Wedding Ceremonies: Spring’s Bright Promise

I saw my first stands of Forsythia the week between my father’s death and his funeral. Our family is a family who notices the natural world so I spent much of the week calling my sister to tell her about Forsythia and she called me to tell me about the birds. My brother, the back woods guy, would check in with the slower progression of Spring from his mountain home. Other years, we would have rushed to tell Dad; we still keep Mom up-to-date on the outside world. Alzheimer’s and partial blindness aside, her sense of the outside world remains keen. She can’t notice for herself, so we notice for her.

Noticing is an important part of courtship and marriage. I think that we must be very careful to keep the noticing alive during marriage. Too many of us stop noticing the little things. If we don’t notice we can’t appreciate them. The miraculous in life, and I believe there is much that is miraculous, not the least of which is this marvelous relationship you find yourself in, is often tiny. Often, you have to look closely. Sometimes, like the forsythia, it’s overwhelming in its beauty, but if it comes every year, we begin to reason, how special can it be?
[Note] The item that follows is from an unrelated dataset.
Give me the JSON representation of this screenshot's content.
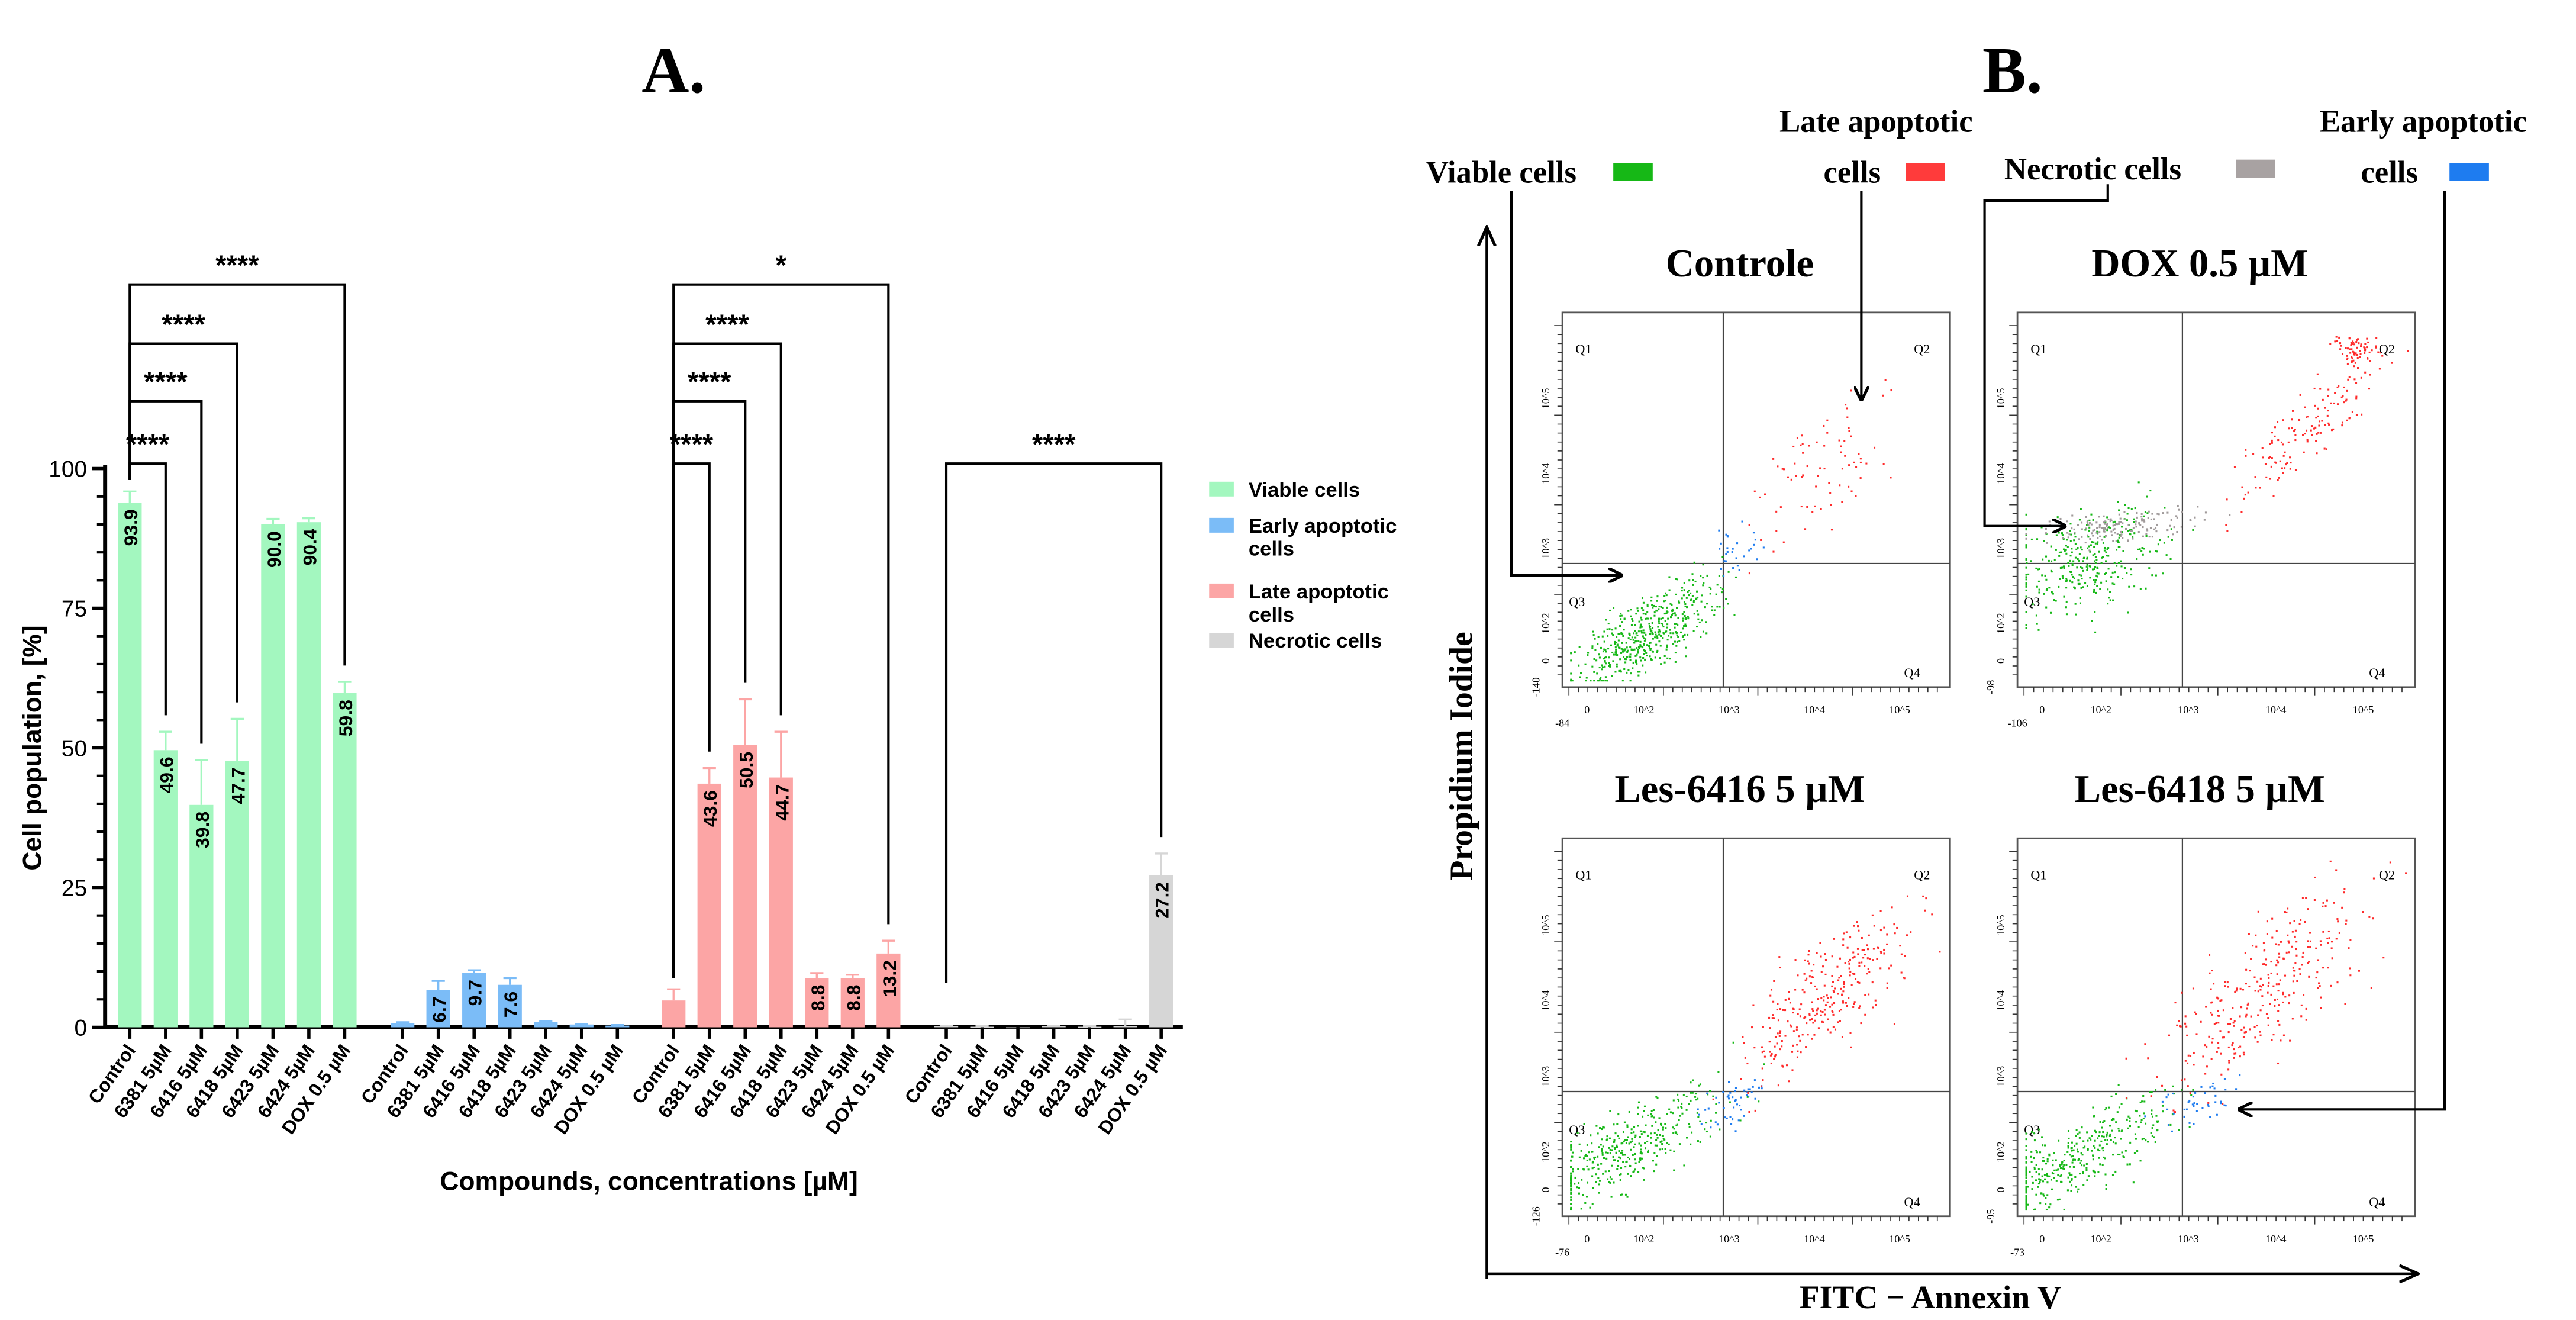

How special that out of cold cane comes the most unbelievable color. Bright vibrant yellow, the color of the sun, reminds us that life is astir in the Earth. Are there images here for you to mine for your wedding sermon or your wedding vows? Are there reasons for you to consider marrying now, now when the Earth is awakening and renewing its promise of life? Do you long to fill vases with cane that will burst into stunning color or soft willow?

If you’re not getting married in this season, why not give your romance a lift and bring home masses of branches to transform your house. Coaxing life and color into dry branches seems to be exactly what love does to us. So celebrate!

You can do this too! Your love deserves nothing less!